WESTON, Connecticut — In Bar Harbor Maine, a pre-dawn text message pings; attached is a picture of a gas station in Ashdod in flames after a Hamas rocket hit. In Maplewood, New Jersey an email announces the number of rockets so far fired from Gaza into Israel.

This summer an American teen’s message home might not just include a picture of a waterfall in Ein Gedi. It might also include pictures of a missile over Jerusalem intercepted by Iron Dome or news that their tour guide was one of the 40,000 reserves to be called up.

As thousands of American Jewish teens travel through Israel this summer on various programs, parents back home are watching – wavering between worry and calm – as violence between Israel and Hamas escalates.

“Yes, we are obsessively following the news. I spent the entire Sunday morning reading everything there is about Iron Dome,” said Deborah Gaines, whose daughter Lila Faria, 19, is on Taglit-Birthright Israel, which sends scores of American Jewish youth to Israel each year.

Groups such as Birthright, the North American Federation of Temple Youth and the Dor L’Dor Israel Leadership Program, based in Wellesley, MA, are just some of the groups in Israel this summer.

Each parent is reacting to and dealing with unfolding events in different ways. Some, like Gaines, obsessively follow the news, while others are keeping their exposure to a minimum. A handful of parents decided to bring their child home before their tour is scheduled to end. Still most remain confident.

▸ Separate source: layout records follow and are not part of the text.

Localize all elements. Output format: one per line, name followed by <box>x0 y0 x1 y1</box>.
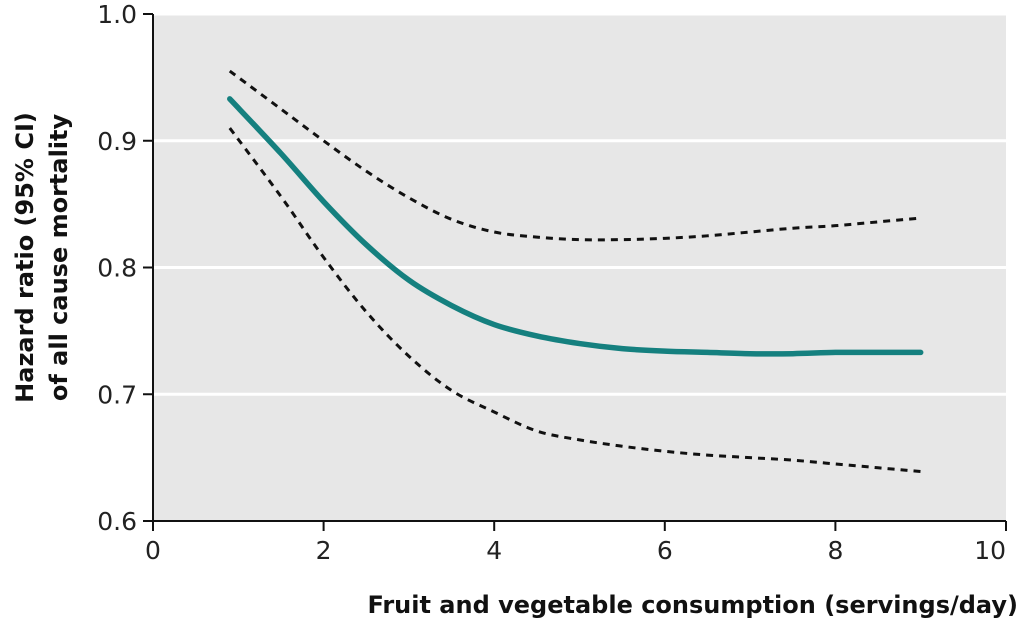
x-tick-label-4: 4 <box>486 536 502 565</box>
tick-labels: 0 2 4 6 8 10 0.6 0.7 0.8 0.9 1.0 <box>97 0 1006 565</box>
gridlines <box>153 12 1006 396</box>
y-tick-label-0.9: 0.9 <box>97 127 137 156</box>
series-line-estimate <box>227 96 924 357</box>
x-axis-title: Fruit and vegetable consumption (serving… <box>367 591 1018 619</box>
y-axis-title-line2: of all cause mortality <box>45 114 73 402</box>
x-tick-label-2: 2 <box>316 536 332 565</box>
x-tick-label-10: 10 <box>974 536 1006 565</box>
x-tick-label-0: 0 <box>145 536 161 565</box>
y-tick-label-0.8: 0.8 <box>97 254 137 283</box>
x-tick-label-8: 8 <box>827 536 843 565</box>
y-axis-title-line1: Hazard ratio (95% CI) <box>11 112 39 403</box>
series-layer <box>227 69 924 474</box>
y-tick-label-0.6: 0.6 <box>97 507 137 536</box>
y-tick-label-1.0: 1.0 <box>97 0 137 29</box>
series-line-lower-ci <box>228 127 921 474</box>
x-tick-label-6: 6 <box>657 536 673 565</box>
axes <box>143 13 1007 531</box>
y-tick-label-0.7: 0.7 <box>97 380 137 409</box>
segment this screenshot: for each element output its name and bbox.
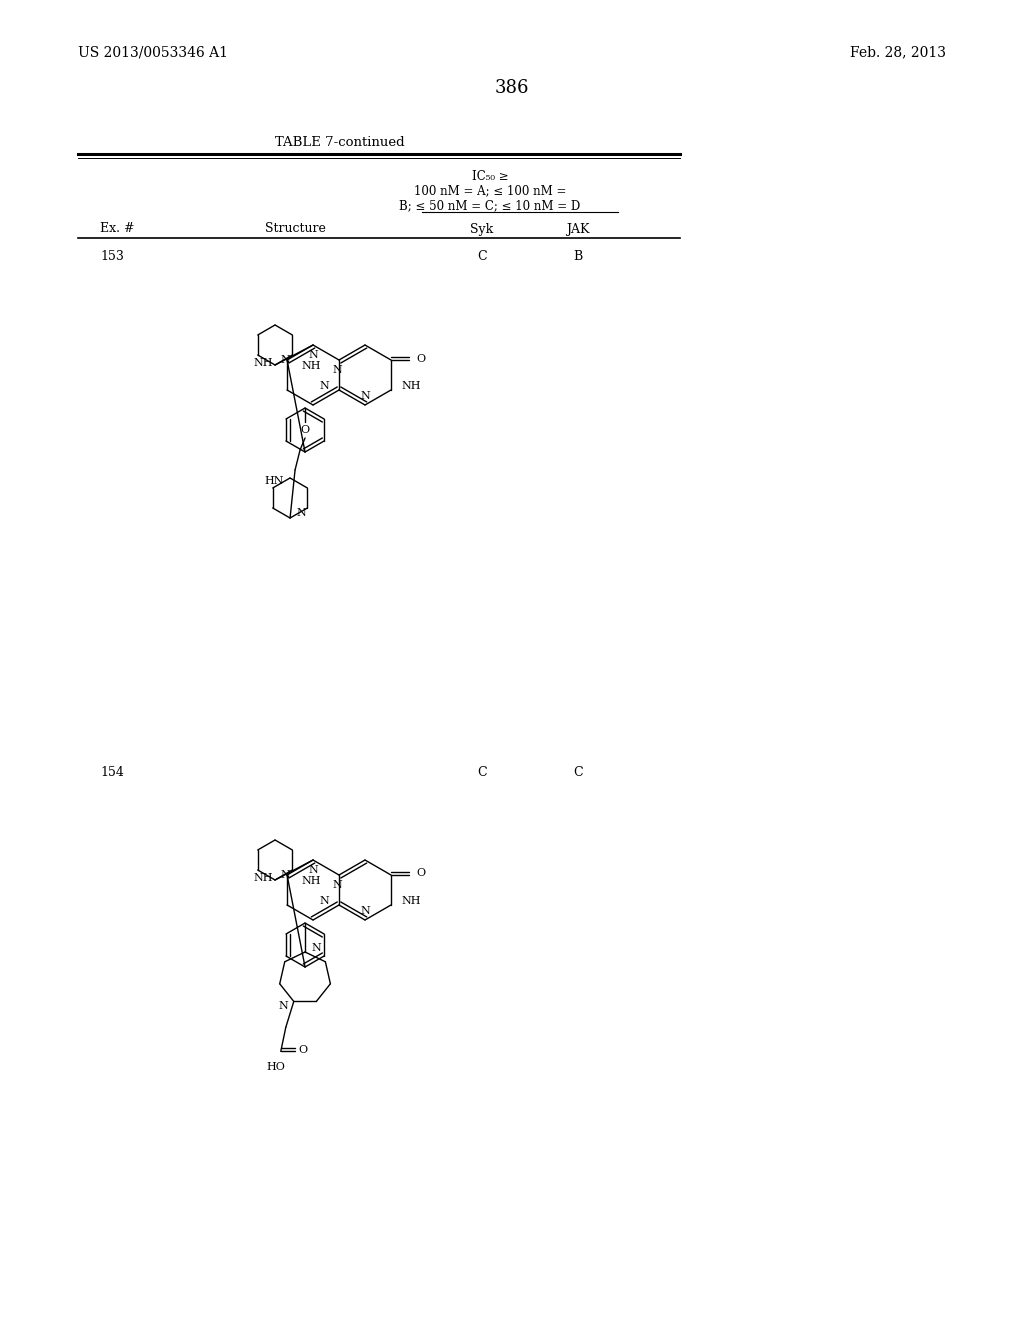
Text: 386: 386 — [495, 79, 529, 96]
Text: N: N — [296, 508, 306, 517]
Text: 154: 154 — [100, 767, 124, 780]
Text: C: C — [477, 767, 486, 780]
Text: O: O — [300, 425, 309, 436]
Text: NH: NH — [401, 381, 421, 391]
Text: HN: HN — [264, 477, 284, 486]
Text: US 2013/0053346 A1: US 2013/0053346 A1 — [78, 45, 228, 59]
Text: C: C — [477, 249, 486, 263]
Text: N: N — [319, 896, 329, 906]
Text: N: N — [280, 870, 290, 880]
Text: Structure: Structure — [264, 223, 326, 235]
Text: NH: NH — [301, 360, 321, 371]
Text: N: N — [360, 391, 370, 401]
Text: 153: 153 — [100, 249, 124, 263]
Text: N: N — [311, 942, 321, 953]
Text: N: N — [308, 350, 317, 360]
Text: N: N — [308, 865, 317, 875]
Text: N: N — [360, 906, 370, 916]
Text: N: N — [332, 366, 342, 375]
Text: Syk: Syk — [470, 223, 494, 235]
Text: JAK: JAK — [566, 223, 590, 235]
Text: N: N — [279, 1002, 288, 1011]
Text: 100 nM = A; ≤ 100 nM =: 100 nM = A; ≤ 100 nM = — [414, 185, 566, 198]
Text: NH: NH — [301, 876, 321, 886]
Text: B; ≤ 50 nM = C; ≤ 10 nM = D: B; ≤ 50 nM = C; ≤ 10 nM = D — [399, 199, 581, 213]
Text: N: N — [319, 381, 329, 391]
Text: NH: NH — [254, 358, 273, 368]
Text: N: N — [332, 880, 342, 890]
Text: Ex. #: Ex. # — [100, 223, 134, 235]
Text: O: O — [416, 869, 425, 879]
Text: N: N — [280, 355, 290, 366]
Text: HO: HO — [266, 1063, 286, 1072]
Text: C: C — [573, 767, 583, 780]
Text: IC₅₀ ≥: IC₅₀ ≥ — [472, 169, 508, 182]
Text: TABLE 7-continued: TABLE 7-continued — [275, 136, 404, 149]
Text: Feb. 28, 2013: Feb. 28, 2013 — [850, 45, 946, 59]
Text: O: O — [416, 354, 425, 363]
Text: O: O — [299, 1045, 308, 1055]
Text: NH: NH — [254, 873, 273, 883]
Text: NH: NH — [401, 896, 421, 906]
Text: B: B — [573, 249, 583, 263]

Lila Faria, 19, from Maplewood, NJ is traveling Israel on Taglit-Birthright (courtesy Deborah Gaines)

Lila Faria, 19, from Maplewood, NJ is traveling Israel on Taglit-Birthright (courtesy Deborah Gaines)

Connecticut resident Paul Moriber’s daughter Lydia is on the Cohen Camp Dor L’Dor trip. The 5-week trip through the country includes hiking and camping in the Negev, Tikkun Olam, history, and time in cities and Kibbutz.

“I spoke with her yesterday and she doesn’t feel concerned at all. She feels safe. She told me there’s no reason to be overly concerned,” Moriber said.

Moriber thinks this is partly because as teens there is the feeling of invincibility, but also because she and her fellow teens understand this is real life in Israel.

When the situation with Gaza began Moribe joined the IDF Facebook, follows the IDF on Twitter, and reads Israeli media.

Gaines’ daughter chose to go on Birthright, a 10-day, free tour for teens 18 years and older. So while the news might set her on edge, she wouldn’t dream of having her daughter leave early.

“I can’t tell her to come home. I wouldn’t tell her to come home,” Gaines said. “She’s 19, the same age as the soldiers on her bus. What my daughter is seeing is kids her age taking their place in the world. She’s doing the same. The trip isn’t just about riding a camel and eating a lot of falafel. It’s about so much more. It’s what real life is like there, this is our birthright.”

Most teens on the various programs have limited access to electronics and Wi-Fi during the day. It’s later, in the evening, when they turn on their phones and find several messages from friends and family asking whether they are safe, or if they are coming home early that anxiety mounts.

Nathan Saldinger, 16, in Safed. (courtesy)

Nathan Saldinger, 16, in Safed. (courtesy)

Gaines and her daughter Skype every couple of days and that allays her anxiety; she’s just determined not to let her nerves get the best of her.

“I definitely share everyone’s concern. I’d rather keep her home in her nice pink bedroom and feed her. But that’s my problem; this has been a time for me to learn to let go,” Gaines said. “Whatever anxiety I have about this I need to deal with it. It’s our job.”

Email updates to parents of children on Dor L’Dor alert parents about sirens in Jerusalem and acknowledges that news reports will be more intense as Israeli ground troops move into Gaza.

‘I’d rather keep her home in her nice pink bedroom and feed her. But that’s my problem’

Israeli law requires travel groups to have the Jewish Agency for Israel’s security desk vet their itineraries and routes. As such updates also include changes made to the itinerary for safety and security while reassuring parents that activities remain meaningful and fun.

Moriber said he finds this reassuring.

“I have 100 percent confidence in DLD,” he said. “We’ve been down this road before with our older kids. I’m very positive and not losing any sleep over it. Being in Israel, this is a way of life.”